Possibly they could have made Trouble in Asgard the first movie and Redemptive Earth Camp the second? I'm glad we got Jane and Darcy right away, though. But then Sif and Hogun and Frigga and Loki's backstory could have been fleshed out more, and Heimdall could have done more amazing awesome things, and possibly we would have learned something about Laufey and Jotunheim that would have made either more or less sense.

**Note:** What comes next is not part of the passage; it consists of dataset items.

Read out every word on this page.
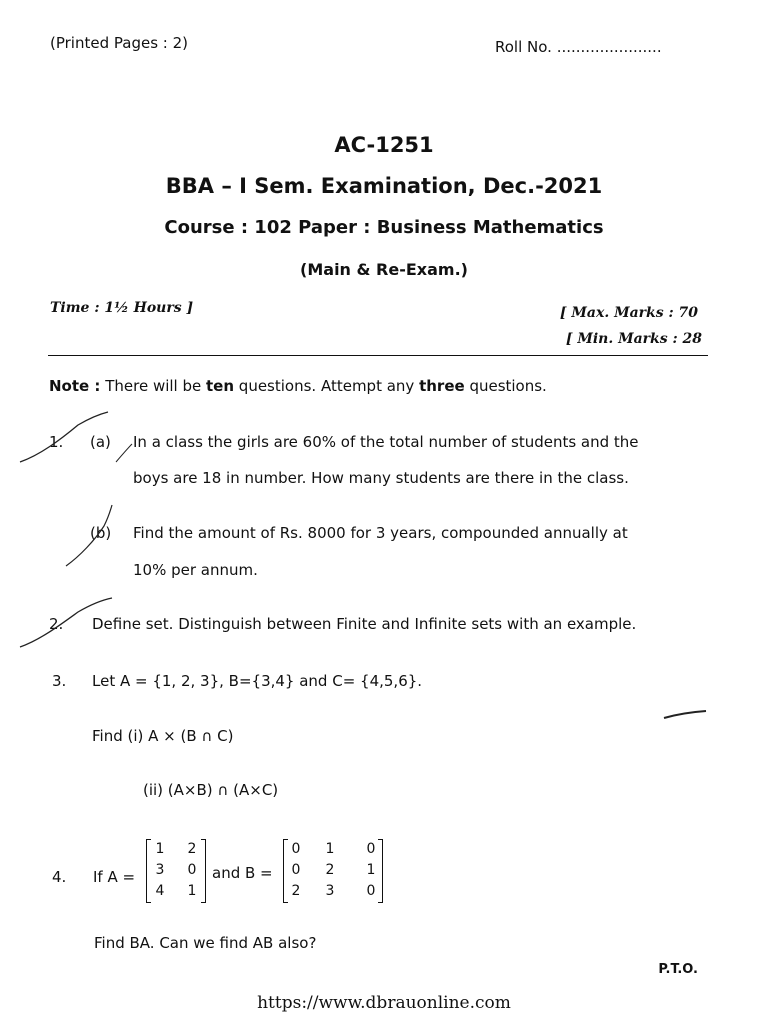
(Printed Pages : 2)	Roll No. ......................
AC-1251
BBA – I Sem. Examination, Dec.-2021
Course : 102 Paper : Business Mathematics
(Main & Re-Exam.)
Time : 1½ Hours ]	[ Max. Marks : 70
[ Min. Marks : 28
Note : There will be ten questions. Attempt any three questions.
1. (a) In a class the girls are 60% of the total number of students and the
boys are 18 in number. How many students are there in the class.
(b) Find the amount of Rs. 8000 for 3 years, compounded annually at
10% per annum.
2. Define set. Distinguish between Finite and Infinite sets with an example.
3. Let A = {1, 2, 3}, B={3,4} and C= {4,5,6}.
Find (i) A × (B ∩ C)
(ii) (A×B) ∩ (A×C)
4. If A =
1 2
3 0
4 1
and B =
0 1 0
0 2 1
2 3 0
Find BA. Can we find AB also?
P.T.O.
https://www.dbrauonline.com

Not that this was in doubt, but I must go on record supporting additional discussions about Myth!Frigga, Odin, Loki, Baldur, Sif, etc. (Yeah, Thor, too.)
And Skadi, Idunna, etc., etc.,
@Chris--We see Frigga make far fewer mistakes (I'm assuming that's who she is) than Odin in parenting, but we also don't see her do or say much at all. She's warm toward her sons, she seems like a nice lady, but...we don't see much to tell us what her role in all of this has been, or if she has one, really,.
Also, Jetlad doesn't date his Captain America/mentor, which is a situation that tends to make me uncomfortable. He meets Wulf after the war is over, when he's been sent to Neopolis, has an apartment of his own, a job of his own, no mentor or other parental figure, and various other markers of adulthood. Plus, yeah, the fact that you read their origin story knowing they'll be together for the next 50 years helped me mentally skate over the fact that he's 16.